According to this survey, for patients in non-malnutrition group, the age over 65 years and Kt/v<1.2 are the main risk factor for malnutrition in maintenance hemodialysis patients, which is consistent with the research report of (Hermans et al., 2006). The reasons are as follows: (1) Although maintenance hemodialysis is an alternative method for end stage renal disease, it can’t completely replace the normal physiological function of kidney. Long-term maintenance hemodialysis can lead to the changes of various organ functions. (2) Inadequate dialysis can reduce gastrointestinal function, cause acidosis and insulin resistance, and accelerate the decomposition and metabolism of protein (Tan et al., 2019). (3) During maintenance hemodialysis, patients have poor appetite, protein and insufficient calorie intake. When dialysis fluid volume and ultrafiltration volume increase, dialysis frequency decreases. Besides, the dialysis equipment is reused repeatedly, resulting in insufficient dialysis and a large number of protein loss (Ruperto et al., 2016).

CONCLUSION

Maintenance hemodialysis patients are affected by many physiological and pathological factors, which can easily lead to malnutrition. There are many ways of clinical nutrition agent and nutrition supply, but oral nutrition supplement is considered as a more conventional and effective method, especially the supplementation of protein and energy. In this study, for the elderly, inflammatory patients and patients with incomplete dialysis, they could choose the combination of Yixusu (Hangzhou Newquxing Biotechnology Co., Ltd.) and Whey Protein Powder (Tomson Beijian Co., Ltd.) during dialysis. Yixusu contains 1762KJ of energy, 4.5g of protein, 8.0g of fat and 82.8g of carbohydrate per hundred grams. Whey protein contains 1683KJ of calories, 80.0g of protein, 4.7g of fat, 10.0g of carbohydrates and 175mg of sodium per hundred grams (Wei et al., 2020). Chiu E’s research found that (Chiu et al., 2019), maintenance hemodialysis patients lack about 1046-2092J of energy and 10-20g of protein every day, and the oral nutritional agent composed of this nutritional component agent can meet the consumption requirements. However, consulting the relevant literature, it was found that oral nutritional agents were well tolerated in a short time, and some patients’ compliance was reduced due to factors such as bad taste after long-term application.

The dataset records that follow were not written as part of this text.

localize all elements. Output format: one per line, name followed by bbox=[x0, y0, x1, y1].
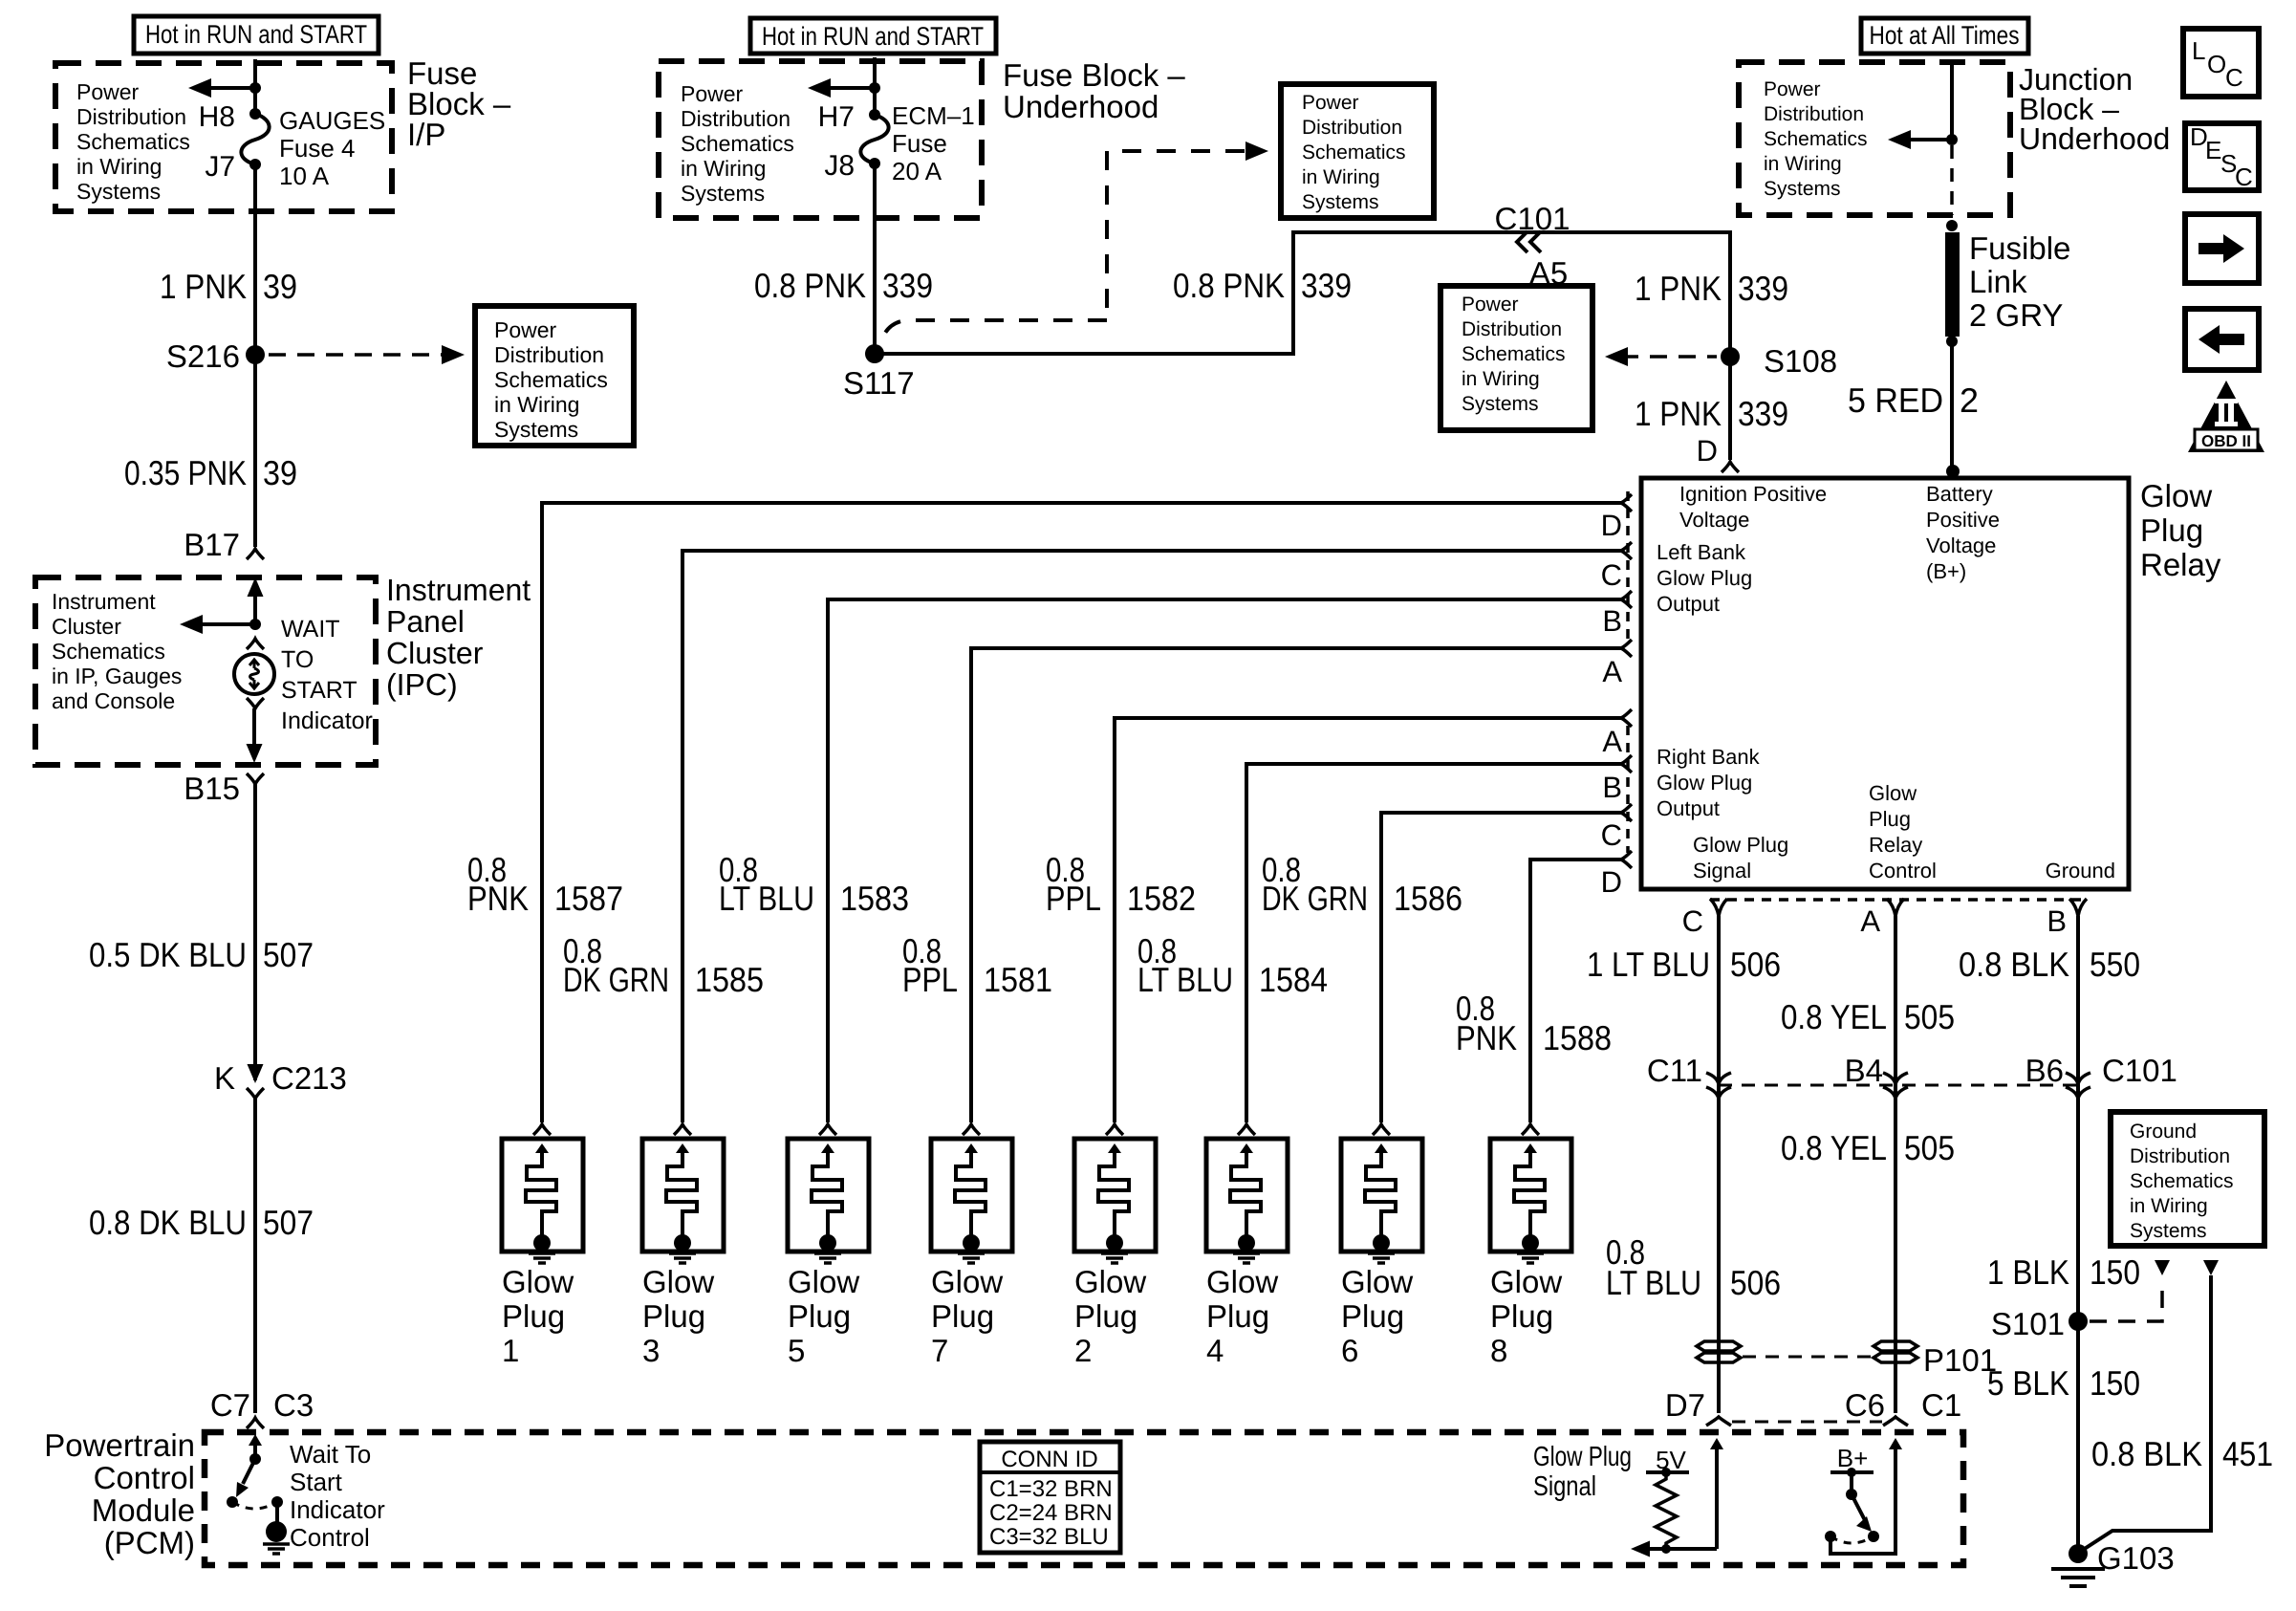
icon: arrow left box bbox=[2185, 309, 2259, 370]
relay left pin D2 connector bbox=[1621, 851, 1632, 868]
svg-text:0.8 PNK: 0.8 PNK bbox=[754, 266, 866, 305]
svg-text:Schematics: Schematics bbox=[2130, 1170, 2234, 1192]
svg-text:Indicator: Indicator bbox=[290, 1495, 385, 1524]
svg-text:WAIT: WAIT bbox=[281, 616, 340, 642]
relay left pin B1 connector bbox=[1621, 591, 1632, 608]
svg-text:Battery: Battery bbox=[1926, 482, 1993, 506]
svg-text:Schematics: Schematics bbox=[1302, 142, 1406, 163]
svg-text:B4: B4 bbox=[1845, 1053, 1883, 1088]
battery pin junction dot bbox=[1946, 465, 1960, 478]
svg-text:in Wiring: in Wiring bbox=[1302, 166, 1380, 188]
svg-text:Glow: Glow bbox=[931, 1264, 1003, 1299]
svg-text:Hot in RUN and START: Hot in RUN and START bbox=[762, 22, 984, 51]
svg-text:Glow: Glow bbox=[502, 1264, 574, 1299]
svg-text:2: 2 bbox=[1960, 381, 1979, 420]
relay bottom pin B connector bbox=[2069, 899, 2087, 916]
svg-text:Underhood: Underhood bbox=[1003, 89, 1159, 124]
svg-text:Glow: Glow bbox=[1206, 1264, 1278, 1299]
svg-text:0.8 PNK: 0.8 PNK bbox=[1173, 266, 1285, 305]
wire: S117 to C101 run bbox=[875, 232, 1730, 357]
svg-text:D: D bbox=[1697, 434, 1718, 468]
svg-text:Link: Link bbox=[1969, 264, 2027, 299]
svg-text:E: E bbox=[2205, 136, 2221, 164]
svg-text:Glow Plug: Glow Plug bbox=[1657, 771, 1752, 795]
svg-text:506: 506 bbox=[1730, 1263, 1781, 1302]
svg-text:Underhood: Underhood bbox=[2019, 121, 2170, 156]
icon: LOC box bbox=[2183, 29, 2259, 97]
svg-text:Plug: Plug bbox=[642, 1298, 705, 1334]
icon: OBD II triangle bbox=[2188, 381, 2264, 452]
WAIT TO START indicator lamp bbox=[247, 639, 264, 649]
reference box: Power Distribution Schematics (right) bbox=[1440, 286, 1592, 430]
wire: fuse4 to S216 bbox=[253, 164, 257, 355]
svg-text:TO: TO bbox=[281, 646, 314, 673]
grommet P101 on A wire bbox=[1874, 1341, 1917, 1351]
fusible link bbox=[1946, 220, 1958, 231]
svg-text:OBD II: OBD II bbox=[2201, 432, 2251, 450]
svg-text:Output: Output bbox=[1657, 796, 1720, 820]
svg-text:Plug: Plug bbox=[1074, 1298, 1137, 1334]
fuse block I/P dashed box bbox=[55, 63, 392, 211]
svg-text:(PCM): (PCM) bbox=[104, 1525, 195, 1560]
glow plug 4 bbox=[1238, 1124, 1255, 1135]
svg-text:P101: P101 bbox=[1923, 1342, 1997, 1378]
svg-text:B17: B17 bbox=[184, 527, 240, 562]
svg-text:Plug: Plug bbox=[1206, 1298, 1269, 1334]
svg-text:Schematics: Schematics bbox=[76, 129, 190, 154]
svg-text:B: B bbox=[2047, 904, 2067, 938]
svg-text:D7: D7 bbox=[1665, 1387, 1705, 1423]
relay left pin D1 connector bbox=[1621, 494, 1632, 512]
svg-text:3: 3 bbox=[642, 1333, 660, 1368]
arrow to instrument cluster schematics bbox=[194, 622, 255, 626]
svg-text:0.8 BLK: 0.8 BLK bbox=[2091, 1434, 2202, 1473]
glow plug 7 bbox=[963, 1124, 980, 1135]
junction dot on fuse feed bbox=[249, 82, 261, 94]
svg-text:8: 8 bbox=[1490, 1333, 1507, 1368]
svg-text:Plug: Plug bbox=[1869, 807, 1911, 831]
svg-text:Module: Module bbox=[92, 1492, 195, 1528]
fuse F4 GAUGES symbol bbox=[249, 108, 261, 120]
wire: relay pin C to PCM D7 bbox=[1717, 916, 1721, 1413]
svg-text:150: 150 bbox=[2090, 1363, 2140, 1403]
svg-text:5 RED: 5 RED bbox=[1848, 381, 1943, 420]
svg-text:1 PNK: 1 PNK bbox=[160, 267, 247, 306]
svg-text:507: 507 bbox=[263, 935, 314, 974]
svg-text:LT BLU: LT BLU bbox=[1137, 960, 1233, 999]
glow plug 8 bbox=[1522, 1124, 1539, 1135]
svg-text:in IP, Gauges: in IP, Gauges bbox=[52, 664, 182, 688]
junction dot on ECM feed bbox=[869, 82, 880, 94]
arrow to power distribution (junction) bbox=[1902, 138, 1952, 142]
svg-text:Systems: Systems bbox=[1302, 191, 1379, 213]
splice S108 bbox=[1721, 347, 1740, 366]
svg-text:1588: 1588 bbox=[1543, 1018, 1612, 1057]
wire: 451 ground wire bbox=[2203, 1260, 2219, 1275]
relay left pin A1 connector bbox=[1621, 640, 1632, 657]
svg-text:Distribution: Distribution bbox=[1764, 103, 1864, 125]
svg-text:Hot in RUN and START: Hot in RUN and START bbox=[145, 20, 367, 49]
relay bottom pin C connector bbox=[1710, 899, 1727, 916]
svg-text:Plug: Plug bbox=[502, 1298, 565, 1334]
dashed link C11-B4-B6 bbox=[1719, 1084, 2078, 1087]
PCM dashed box bbox=[205, 1432, 1963, 1565]
svg-text:A: A bbox=[1860, 904, 1880, 938]
splice S101 bbox=[2069, 1312, 2088, 1331]
svg-text:LT BLU: LT BLU bbox=[719, 879, 814, 918]
svg-text:Glow Plug: Glow Plug bbox=[1693, 833, 1788, 857]
CONN ID table bbox=[980, 1442, 1120, 1553]
relay left pin C1 connector bbox=[1621, 542, 1632, 559]
svg-text:1 PNK: 1 PNK bbox=[1635, 394, 1722, 433]
svg-text:20 A: 20 A bbox=[892, 157, 942, 185]
svg-text:B15: B15 bbox=[184, 771, 240, 806]
svg-text:505: 505 bbox=[1904, 997, 1955, 1036]
svg-text:PNK: PNK bbox=[1456, 1018, 1517, 1057]
svg-text:J8: J8 bbox=[824, 150, 855, 182]
svg-text:Positive: Positive bbox=[1926, 508, 2000, 532]
relay left pin C2 connector bbox=[1621, 804, 1632, 821]
svg-text:Schematics: Schematics bbox=[1764, 128, 1868, 150]
PCM glow plug signal wire D7 bbox=[1710, 1438, 1723, 1449]
svg-text:C: C bbox=[1601, 818, 1622, 852]
svg-text:D: D bbox=[1601, 865, 1622, 899]
svg-text:451: 451 bbox=[2222, 1434, 2273, 1473]
wire lamp to IPC bottom with arrow bbox=[252, 708, 256, 746]
svg-text:START: START bbox=[281, 677, 357, 704]
svg-text:C7: C7 bbox=[210, 1387, 250, 1423]
svg-text:Power: Power bbox=[1462, 294, 1519, 316]
svg-text:1585: 1585 bbox=[695, 960, 764, 999]
svg-text:S101: S101 bbox=[1991, 1306, 2065, 1341]
dashed reference path near S117 to power distribution box bbox=[883, 320, 1107, 337]
svg-text:B: B bbox=[1602, 771, 1622, 804]
svg-text:Plug: Plug bbox=[931, 1298, 994, 1334]
svg-text:0.8 BLK: 0.8 BLK bbox=[1959, 945, 2069, 984]
svg-text:5V: 5V bbox=[1656, 1446, 1686, 1474]
svg-text:I/P: I/P bbox=[407, 117, 445, 152]
svg-text:Power: Power bbox=[681, 81, 744, 106]
header box: Hot in RUN and START (middle) bbox=[750, 18, 996, 54]
svg-text:in Wiring: in Wiring bbox=[1764, 153, 1842, 175]
svg-text:Glow: Glow bbox=[642, 1264, 714, 1299]
svg-text:39: 39 bbox=[263, 267, 297, 306]
svg-text:Systems: Systems bbox=[494, 417, 578, 442]
svg-text:339: 339 bbox=[1301, 266, 1352, 305]
svg-text:GAUGES: GAUGES bbox=[279, 106, 385, 135]
svg-text:H7: H7 bbox=[818, 101, 855, 133]
svg-text:Glow: Glow bbox=[2140, 478, 2212, 513]
splice S216 bbox=[246, 345, 265, 364]
svg-text:Systems: Systems bbox=[681, 181, 765, 206]
wire: relay left bank pin to glow plug 6 bbox=[1381, 813, 1621, 1122]
svg-text:S216: S216 bbox=[166, 338, 240, 374]
svg-text:LT BLU: LT BLU bbox=[1606, 1263, 1701, 1302]
svg-text:C3=32 BLU: C3=32 BLU bbox=[989, 1524, 1109, 1550]
svg-text:Output: Output bbox=[1657, 592, 1720, 616]
svg-text:CONN ID: CONN ID bbox=[1001, 1447, 1097, 1472]
wire inside junction block bbox=[1950, 59, 1954, 140]
svg-text:Distribution: Distribution bbox=[2130, 1145, 2230, 1167]
svg-text:0.8 YEL: 0.8 YEL bbox=[1781, 997, 1887, 1036]
svg-text:0.35 PNK: 0.35 PNK bbox=[124, 453, 247, 492]
svg-text:2 GRY: 2 GRY bbox=[1969, 297, 2063, 333]
svg-text:1586: 1586 bbox=[1394, 879, 1462, 918]
svg-text:O: O bbox=[2207, 50, 2226, 78]
wire: fuse4 feed vertical bbox=[253, 59, 257, 114]
svg-text:339: 339 bbox=[882, 266, 933, 305]
svg-text:Plug: Plug bbox=[1341, 1298, 1404, 1334]
svg-text:L: L bbox=[2192, 36, 2205, 65]
ground distribution reference box bbox=[2111, 1112, 2264, 1246]
svg-text:Instrument: Instrument bbox=[386, 573, 531, 607]
svg-text:in Wiring: in Wiring bbox=[681, 156, 766, 181]
glow plug 5 bbox=[819, 1124, 836, 1135]
relay left pin B2 connector bbox=[1621, 755, 1632, 773]
svg-text:0.8 DK BLU: 0.8 DK BLU bbox=[89, 1203, 247, 1242]
wire: relay left bank pin to glow plug 1 bbox=[542, 503, 1621, 1122]
junction block dashed box bbox=[1739, 62, 2010, 215]
svg-text:Fuse 4: Fuse 4 bbox=[279, 134, 356, 163]
svg-text:(B+): (B+) bbox=[1926, 559, 1966, 583]
svg-text:C2=24 BRN: C2=24 BRN bbox=[989, 1500, 1113, 1526]
wire: relay pin B to G103 bbox=[2076, 916, 2080, 1554]
dashed arrow S108 to power distribution box bbox=[1621, 355, 1717, 359]
svg-text:DK GRN: DK GRN bbox=[563, 960, 669, 999]
ground G103 bbox=[2069, 1544, 2088, 1563]
PCM wait-to-start driver symbol bbox=[249, 1434, 262, 1446]
svg-text:C: C bbox=[2225, 63, 2243, 92]
header box: Hot at All Times bbox=[1861, 18, 2028, 54]
svg-text:Relay: Relay bbox=[1869, 833, 1922, 857]
svg-text:in Wiring: in Wiring bbox=[2130, 1195, 2208, 1217]
svg-text:5 BLK: 5 BLK bbox=[1987, 1363, 2069, 1403]
svg-text:Distribution: Distribution bbox=[1462, 318, 1562, 340]
wire: C213 to PCM bbox=[253, 1099, 257, 1413]
wire: ECM-1 feed vertical bbox=[873, 57, 877, 115]
svg-text:Control: Control bbox=[290, 1523, 370, 1552]
svg-text:Systems: Systems bbox=[76, 179, 161, 204]
svg-text:PNK: PNK bbox=[467, 879, 529, 918]
svg-text:1587: 1587 bbox=[554, 879, 623, 918]
svg-text:505: 505 bbox=[1904, 1128, 1955, 1167]
svg-text:Glow: Glow bbox=[1490, 1264, 1562, 1299]
svg-text:Ignition Positive: Ignition Positive bbox=[1679, 482, 1827, 506]
svg-text:Glow Plug: Glow Plug bbox=[1533, 1442, 1632, 1472]
svg-text:1584: 1584 bbox=[1259, 960, 1328, 999]
svg-text:Signal: Signal bbox=[1693, 859, 1751, 882]
svg-text:PPL: PPL bbox=[1046, 879, 1101, 918]
svg-text:1582: 1582 bbox=[1127, 879, 1196, 918]
svg-text:Distribution: Distribution bbox=[681, 106, 791, 131]
header box: Hot in RUN and START (left) bbox=[134, 16, 379, 54]
svg-text:C213: C213 bbox=[271, 1060, 347, 1096]
wire: relay left bank pin to glow plug 7 bbox=[971, 648, 1621, 1122]
svg-text:7: 7 bbox=[931, 1333, 948, 1368]
svg-text:1: 1 bbox=[502, 1333, 519, 1368]
svg-text:Plug: Plug bbox=[788, 1298, 851, 1334]
glow plug relay box bbox=[1641, 478, 2129, 889]
svg-text:507: 507 bbox=[263, 1203, 314, 1242]
svg-text:1581: 1581 bbox=[984, 960, 1052, 999]
PCM relay control wire C6 bbox=[1830, 1449, 1895, 1554]
arrow to power distribution (left) bbox=[203, 86, 255, 90]
svg-text:A: A bbox=[1602, 725, 1622, 758]
svg-text:A: A bbox=[1602, 655, 1622, 688]
svg-text:Systems: Systems bbox=[2130, 1220, 2207, 1242]
svg-text:Glow: Glow bbox=[1869, 781, 1917, 805]
svg-text:506: 506 bbox=[1730, 945, 1781, 984]
glow plug 3 bbox=[674, 1124, 691, 1135]
svg-text:Distribution: Distribution bbox=[1302, 117, 1402, 139]
svg-text:Fuse: Fuse bbox=[892, 129, 947, 158]
dashed link P101 bbox=[1743, 1356, 1872, 1359]
svg-text:Instrument: Instrument bbox=[52, 589, 156, 614]
wire: relay left bank pin to glow plug 5 bbox=[828, 599, 1621, 1122]
svg-text:in Wiring: in Wiring bbox=[494, 392, 579, 417]
wire: B15 to C213 bbox=[253, 784, 257, 1080]
svg-text:150: 150 bbox=[2090, 1252, 2140, 1292]
svg-text:1583: 1583 bbox=[840, 879, 909, 918]
splice S117 bbox=[865, 344, 884, 363]
svg-text:Glow: Glow bbox=[1074, 1264, 1146, 1299]
svg-text:Schematics: Schematics bbox=[52, 639, 165, 664]
arrow to power distribution (middle) bbox=[822, 86, 875, 90]
glow plug 6 bbox=[1373, 1124, 1390, 1135]
grommet P101 on C wire bbox=[1697, 1341, 1741, 1351]
svg-text:Systems: Systems bbox=[1462, 393, 1539, 415]
dashed link D7-C6 bbox=[1732, 1421, 1882, 1424]
svg-text:C1: C1 bbox=[1921, 1387, 1961, 1423]
svg-text:C6: C6 bbox=[1845, 1387, 1885, 1423]
svg-text:Glow: Glow bbox=[1341, 1264, 1413, 1299]
wire: ECM-1 fuse to S117 bbox=[873, 163, 877, 354]
svg-text:C101: C101 bbox=[2102, 1053, 2177, 1088]
svg-text:ECM–1: ECM–1 bbox=[892, 101, 975, 130]
IPC dashed box bbox=[35, 577, 376, 765]
wire: relay left bank pin to glow plug 4 bbox=[1246, 764, 1621, 1122]
svg-text:Wait To: Wait To bbox=[290, 1440, 371, 1469]
svg-text:Start: Start bbox=[290, 1468, 343, 1496]
fuse block underhood dashed box bbox=[659, 61, 982, 218]
relay bottom connector dashed strip bbox=[1710, 898, 2087, 902]
icon: DESC box bbox=[2185, 123, 2259, 190]
svg-text:Relay: Relay bbox=[2140, 547, 2221, 582]
svg-text:39: 39 bbox=[263, 453, 297, 492]
svg-text:Right Bank: Right Bank bbox=[1657, 745, 1761, 769]
svg-text:H8: H8 bbox=[199, 101, 235, 133]
svg-text:Plug: Plug bbox=[1490, 1298, 1553, 1334]
svg-text:Schematics: Schematics bbox=[494, 367, 608, 392]
wire: S216 to B17 bbox=[253, 355, 257, 547]
svg-text:Voltage: Voltage bbox=[1926, 533, 1996, 557]
svg-text:Schematics: Schematics bbox=[1462, 343, 1566, 365]
svg-text:1 PNK: 1 PNK bbox=[1635, 269, 1722, 308]
svg-text:550: 550 bbox=[2090, 945, 2140, 984]
svg-text:Power: Power bbox=[1302, 92, 1359, 114]
svg-text:(IPC): (IPC) bbox=[386, 667, 458, 702]
dashed arrow S216 to power distribution box bbox=[269, 353, 442, 357]
wire: fusible link to relay battery pin bbox=[1950, 341, 1954, 474]
svg-text:C: C bbox=[1601, 558, 1622, 592]
wire: S108 to relay pin D bbox=[1728, 357, 1732, 460]
dashed link S101 to ground distribution bbox=[2090, 1279, 2162, 1321]
svg-text:Hot at All Times: Hot at All Times bbox=[1870, 21, 2020, 50]
svg-text:4: 4 bbox=[1206, 1333, 1224, 1368]
svg-text:Panel: Panel bbox=[386, 604, 465, 639]
svg-text:Power: Power bbox=[1764, 78, 1821, 100]
glow plug 1 bbox=[533, 1124, 551, 1135]
svg-text:PPL: PPL bbox=[902, 960, 958, 999]
junction dot in IPC bbox=[249, 619, 261, 630]
svg-text:Signal: Signal bbox=[1533, 1471, 1596, 1502]
svg-text:2: 2 bbox=[1074, 1333, 1092, 1368]
svg-text:339: 339 bbox=[1738, 394, 1788, 433]
svg-text:K: K bbox=[214, 1060, 235, 1096]
svg-text:Cluster: Cluster bbox=[386, 636, 484, 670]
svg-text:Fuse Block –: Fuse Block – bbox=[1003, 57, 1185, 93]
glow plug 2 bbox=[1106, 1124, 1123, 1135]
svg-text:Ground: Ground bbox=[2046, 859, 2115, 882]
svg-text:Glow: Glow bbox=[788, 1264, 859, 1299]
svg-text:Voltage: Voltage bbox=[1679, 508, 1749, 532]
svg-text:339: 339 bbox=[1738, 269, 1788, 308]
svg-text:DK GRN: DK GRN bbox=[1262, 879, 1368, 918]
svg-text:0.5 DK BLU: 0.5 DK BLU bbox=[89, 935, 247, 974]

Therefore, in the future research, we should also aim at the large-sample and multi-center-controlled trials in the same period, expand the size of patient samples, analyze the factors affecting the loss and solve thethirsty caused by oral agents.

ACKNOWLEDGMENT

The authors gratefully acknowledge scientific assistance from The First Affiliated Hospital of Harbin Medical University.

Funding

Not applicable.

IRB approval

This research was carried out with the approval of Research Guidance Workshop Committee (The First Affiliated Hospital of Harbin Medical University).

Ethical approval

The study was carried out in compliance with guidelines issued by ethical review board and institutional biosafety committee of The First Affiliated Hospital of Harbin Medical University. The official letter would be available on fair request to corresponding author.